In 2013, I learned about the Hearing Voices movement, and in 2014, the Connecticut Department of Mental Health and Addiction Services brought the Hearing Voices Network (HVN) to Connecticut. Through the HVN I have learned that I am not unusual and that there are literally millions of people throughout the world who have had similar experiences and with whom my story will resonate. I also learned that many of the techniques I used to regain control over my mind and my life—argument, negotiation, acceptance when appropriate, and an unwavering determination to live as fully as I could in the real world—are tried and true methods of the Hearing Voices movement. This knowledge has set me free.
As a result of the HVN, I wish to do more than simply tell my story. My wish now is to help normalize the voice-hearing experience and to be an advocate for reform, adding my story and voice to those who are calling for a change in the medical–psychiatric profession’s approach to the diagnosis and treatment of people with mental illness. I hope that people with psychiatric diagnoses who do not necessarily hear voices, but who struggle to live in a society that is neither friendly toward nor accepting of difference, will also find meaning—and hope—within this narrative.
Trying to remember fully and accurately what happened and to reconstruct the facts and feelings I had decades ago has been a remarkable journey. I have tried to write only about what I truly remember and to be as accurate as memory will allow. I have also had the assistance of family members—my sisters Elaine and Daphne, who helped me reconstruct some childhood and family memories, and my ex-husband Bill, who has written extensive, thoughtful commentaries to the illness narrative that appear throughout the memoir. The illness narrative has also been aided by my journaling: a few entries made during my first hospitalization in 1983 and a more substantial manuscript composed in 1993, after my second break. I also kept journals throughout my twenties, so I know who I was and how deeply unhappy I was.
At times in my narrative I have provided a great deal of detail that was embarrassing even as I wrote it. But I persisted, not out of latent exhibitionism but because I wanted people to know the degree of horror I faced. I wanted those who might be facing similar manifestations to know how bad my demons were, and to take heart in knowing that they can be tamed. I also wanted family members and professionals to understand that for many people, even the most horrifying and bizarre beliefs are not sign and symptom of an irreparably broken mind. Especially during my second psychotic break in 1989–90 I suffered a great deal, and yet not that long afterward I was able to regain a large measure of control over my thoughts.
I do still live with intrusive thoughts and occasional voices that seem not my own.

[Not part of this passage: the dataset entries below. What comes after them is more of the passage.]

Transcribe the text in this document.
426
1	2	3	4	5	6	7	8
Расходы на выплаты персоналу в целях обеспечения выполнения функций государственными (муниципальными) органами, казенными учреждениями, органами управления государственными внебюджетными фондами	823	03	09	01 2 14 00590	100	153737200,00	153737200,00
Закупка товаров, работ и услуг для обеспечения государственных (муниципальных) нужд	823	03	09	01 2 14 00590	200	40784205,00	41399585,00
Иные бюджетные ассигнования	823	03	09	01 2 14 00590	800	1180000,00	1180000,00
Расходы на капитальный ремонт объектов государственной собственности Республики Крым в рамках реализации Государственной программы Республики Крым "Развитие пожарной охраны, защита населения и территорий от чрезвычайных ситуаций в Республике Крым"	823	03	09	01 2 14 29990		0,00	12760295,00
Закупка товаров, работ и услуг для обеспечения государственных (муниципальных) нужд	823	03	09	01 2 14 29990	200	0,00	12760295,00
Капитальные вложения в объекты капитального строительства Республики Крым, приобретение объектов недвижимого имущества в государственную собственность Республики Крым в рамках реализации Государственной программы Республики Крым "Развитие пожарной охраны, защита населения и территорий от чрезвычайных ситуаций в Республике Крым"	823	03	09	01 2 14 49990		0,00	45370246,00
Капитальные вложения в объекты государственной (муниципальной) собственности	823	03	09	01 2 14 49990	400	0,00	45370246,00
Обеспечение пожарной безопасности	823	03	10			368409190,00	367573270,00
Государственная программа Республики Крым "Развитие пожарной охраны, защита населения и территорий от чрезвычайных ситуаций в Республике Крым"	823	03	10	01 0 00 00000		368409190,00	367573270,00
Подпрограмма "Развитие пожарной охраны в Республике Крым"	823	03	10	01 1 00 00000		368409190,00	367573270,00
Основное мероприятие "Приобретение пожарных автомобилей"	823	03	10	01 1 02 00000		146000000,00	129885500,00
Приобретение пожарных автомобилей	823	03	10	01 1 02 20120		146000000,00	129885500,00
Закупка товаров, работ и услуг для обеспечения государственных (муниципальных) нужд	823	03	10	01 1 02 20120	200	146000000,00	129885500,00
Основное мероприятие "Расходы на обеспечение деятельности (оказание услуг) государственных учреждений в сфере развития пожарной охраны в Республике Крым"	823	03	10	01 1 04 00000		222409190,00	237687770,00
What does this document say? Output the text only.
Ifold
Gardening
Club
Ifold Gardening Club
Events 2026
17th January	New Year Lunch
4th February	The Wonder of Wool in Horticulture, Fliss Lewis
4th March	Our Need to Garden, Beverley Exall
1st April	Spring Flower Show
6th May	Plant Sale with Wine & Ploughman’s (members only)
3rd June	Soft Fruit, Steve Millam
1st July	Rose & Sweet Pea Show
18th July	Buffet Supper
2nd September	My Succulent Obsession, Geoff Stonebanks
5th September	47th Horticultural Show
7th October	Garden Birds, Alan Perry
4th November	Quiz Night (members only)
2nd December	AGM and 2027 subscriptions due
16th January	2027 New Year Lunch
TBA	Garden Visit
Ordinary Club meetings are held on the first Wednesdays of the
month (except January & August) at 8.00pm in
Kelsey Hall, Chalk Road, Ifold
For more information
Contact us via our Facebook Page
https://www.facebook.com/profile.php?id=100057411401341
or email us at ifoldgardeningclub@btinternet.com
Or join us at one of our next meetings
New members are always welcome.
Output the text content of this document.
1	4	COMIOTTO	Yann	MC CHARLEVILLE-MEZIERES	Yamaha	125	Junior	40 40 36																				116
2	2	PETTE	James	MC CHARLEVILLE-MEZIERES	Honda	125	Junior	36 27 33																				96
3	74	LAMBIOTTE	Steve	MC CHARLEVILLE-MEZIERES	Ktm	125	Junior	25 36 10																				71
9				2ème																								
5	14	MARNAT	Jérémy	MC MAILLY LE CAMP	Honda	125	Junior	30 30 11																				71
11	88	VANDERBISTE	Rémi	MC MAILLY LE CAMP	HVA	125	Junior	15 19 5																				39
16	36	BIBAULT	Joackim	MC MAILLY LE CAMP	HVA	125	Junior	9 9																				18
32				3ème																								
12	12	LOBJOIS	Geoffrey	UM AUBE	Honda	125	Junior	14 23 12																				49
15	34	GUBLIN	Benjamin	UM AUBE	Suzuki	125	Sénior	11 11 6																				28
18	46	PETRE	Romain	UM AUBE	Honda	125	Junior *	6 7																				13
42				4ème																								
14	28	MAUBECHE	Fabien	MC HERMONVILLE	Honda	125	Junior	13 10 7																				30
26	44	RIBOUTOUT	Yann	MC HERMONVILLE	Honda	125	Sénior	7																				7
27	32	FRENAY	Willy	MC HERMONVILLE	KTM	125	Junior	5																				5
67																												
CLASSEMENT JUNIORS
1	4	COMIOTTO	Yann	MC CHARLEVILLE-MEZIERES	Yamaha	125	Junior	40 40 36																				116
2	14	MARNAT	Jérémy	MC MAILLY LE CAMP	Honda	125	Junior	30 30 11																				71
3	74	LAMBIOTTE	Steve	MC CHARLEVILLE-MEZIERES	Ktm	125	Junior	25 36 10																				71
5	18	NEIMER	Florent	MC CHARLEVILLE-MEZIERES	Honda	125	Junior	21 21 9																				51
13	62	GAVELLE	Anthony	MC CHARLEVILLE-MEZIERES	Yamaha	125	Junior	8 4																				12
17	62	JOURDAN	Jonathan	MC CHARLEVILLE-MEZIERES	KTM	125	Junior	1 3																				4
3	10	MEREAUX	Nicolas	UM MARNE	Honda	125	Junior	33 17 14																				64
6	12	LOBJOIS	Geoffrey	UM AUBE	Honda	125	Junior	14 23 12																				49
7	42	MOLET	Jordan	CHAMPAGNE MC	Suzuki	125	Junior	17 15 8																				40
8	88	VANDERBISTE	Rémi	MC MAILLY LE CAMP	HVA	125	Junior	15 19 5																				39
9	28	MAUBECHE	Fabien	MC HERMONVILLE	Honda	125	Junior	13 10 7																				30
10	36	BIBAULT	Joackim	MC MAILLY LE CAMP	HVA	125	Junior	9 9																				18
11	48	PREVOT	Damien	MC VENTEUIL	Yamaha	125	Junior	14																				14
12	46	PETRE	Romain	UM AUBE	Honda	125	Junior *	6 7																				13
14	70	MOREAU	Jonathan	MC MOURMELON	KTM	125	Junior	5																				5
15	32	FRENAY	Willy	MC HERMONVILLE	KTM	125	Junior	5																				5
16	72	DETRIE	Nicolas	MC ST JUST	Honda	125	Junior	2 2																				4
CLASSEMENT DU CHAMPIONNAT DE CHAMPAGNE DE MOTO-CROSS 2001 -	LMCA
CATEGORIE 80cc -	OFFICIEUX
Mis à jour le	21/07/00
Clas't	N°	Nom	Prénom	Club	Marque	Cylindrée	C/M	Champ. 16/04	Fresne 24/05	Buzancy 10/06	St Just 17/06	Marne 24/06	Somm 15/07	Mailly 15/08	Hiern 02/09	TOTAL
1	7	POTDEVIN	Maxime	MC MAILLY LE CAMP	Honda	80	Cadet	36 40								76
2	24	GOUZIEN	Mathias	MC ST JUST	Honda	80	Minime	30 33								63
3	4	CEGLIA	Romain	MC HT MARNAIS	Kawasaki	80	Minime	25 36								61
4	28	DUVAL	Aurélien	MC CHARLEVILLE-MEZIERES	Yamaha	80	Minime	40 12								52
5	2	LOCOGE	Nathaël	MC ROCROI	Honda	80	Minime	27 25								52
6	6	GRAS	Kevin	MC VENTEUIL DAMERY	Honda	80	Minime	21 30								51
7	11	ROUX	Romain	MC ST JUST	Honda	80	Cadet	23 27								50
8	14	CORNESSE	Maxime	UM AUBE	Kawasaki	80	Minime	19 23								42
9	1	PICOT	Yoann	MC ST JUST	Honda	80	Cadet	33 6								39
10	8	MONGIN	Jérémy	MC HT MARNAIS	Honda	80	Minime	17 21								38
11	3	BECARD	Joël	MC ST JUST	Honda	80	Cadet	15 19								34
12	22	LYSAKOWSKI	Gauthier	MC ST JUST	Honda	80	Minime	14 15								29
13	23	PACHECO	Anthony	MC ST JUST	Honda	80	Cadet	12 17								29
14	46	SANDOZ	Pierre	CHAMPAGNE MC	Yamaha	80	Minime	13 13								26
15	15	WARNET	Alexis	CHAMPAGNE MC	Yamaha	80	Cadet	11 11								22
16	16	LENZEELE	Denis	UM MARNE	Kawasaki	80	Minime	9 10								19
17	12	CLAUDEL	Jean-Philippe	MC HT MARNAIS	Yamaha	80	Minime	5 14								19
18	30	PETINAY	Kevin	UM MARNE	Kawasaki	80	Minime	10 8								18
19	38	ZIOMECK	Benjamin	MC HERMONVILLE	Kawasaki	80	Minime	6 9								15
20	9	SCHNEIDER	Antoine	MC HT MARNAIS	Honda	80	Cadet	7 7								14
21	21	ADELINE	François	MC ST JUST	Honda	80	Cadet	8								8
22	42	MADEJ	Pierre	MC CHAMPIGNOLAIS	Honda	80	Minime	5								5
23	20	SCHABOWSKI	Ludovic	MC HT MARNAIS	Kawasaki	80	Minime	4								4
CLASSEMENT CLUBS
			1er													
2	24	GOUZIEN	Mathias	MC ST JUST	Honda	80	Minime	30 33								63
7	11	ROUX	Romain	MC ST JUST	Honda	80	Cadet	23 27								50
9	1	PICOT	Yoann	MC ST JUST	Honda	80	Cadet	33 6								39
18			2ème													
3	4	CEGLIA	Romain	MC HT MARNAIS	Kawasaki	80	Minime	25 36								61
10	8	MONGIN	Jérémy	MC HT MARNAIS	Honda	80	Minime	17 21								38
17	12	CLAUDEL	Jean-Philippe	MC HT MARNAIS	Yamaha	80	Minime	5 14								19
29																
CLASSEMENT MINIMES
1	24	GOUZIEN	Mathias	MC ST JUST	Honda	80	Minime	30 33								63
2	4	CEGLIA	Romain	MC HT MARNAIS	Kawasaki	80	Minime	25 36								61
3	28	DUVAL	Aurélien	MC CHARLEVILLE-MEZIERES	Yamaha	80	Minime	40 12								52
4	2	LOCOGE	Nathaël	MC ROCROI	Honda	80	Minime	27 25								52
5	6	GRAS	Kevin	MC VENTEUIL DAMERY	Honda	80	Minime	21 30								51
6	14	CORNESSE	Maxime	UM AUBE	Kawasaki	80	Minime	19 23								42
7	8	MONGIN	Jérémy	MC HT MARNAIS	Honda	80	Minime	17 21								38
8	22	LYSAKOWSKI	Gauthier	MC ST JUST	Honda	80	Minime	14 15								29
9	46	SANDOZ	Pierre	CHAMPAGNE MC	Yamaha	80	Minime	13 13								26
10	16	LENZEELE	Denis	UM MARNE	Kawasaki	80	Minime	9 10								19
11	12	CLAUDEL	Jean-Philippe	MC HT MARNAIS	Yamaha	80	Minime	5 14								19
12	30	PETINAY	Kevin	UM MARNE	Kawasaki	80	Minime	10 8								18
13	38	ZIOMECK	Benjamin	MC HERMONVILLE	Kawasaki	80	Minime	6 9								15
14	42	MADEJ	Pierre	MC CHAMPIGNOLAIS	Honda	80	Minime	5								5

For the most part the intruders are supportive, and I delight in their presence. Occasionally they are difficult, especially when I am under stress and being hard on myself, and I take active measures to question their observations and ask that they speak the truth. When I stand up to them, the difficult voices generally go away. While I do welcome the friendly and helpful voices, I try not to cultivate them too much, preferring to live as much as possible in the physical and material world populated with family, friends, and community.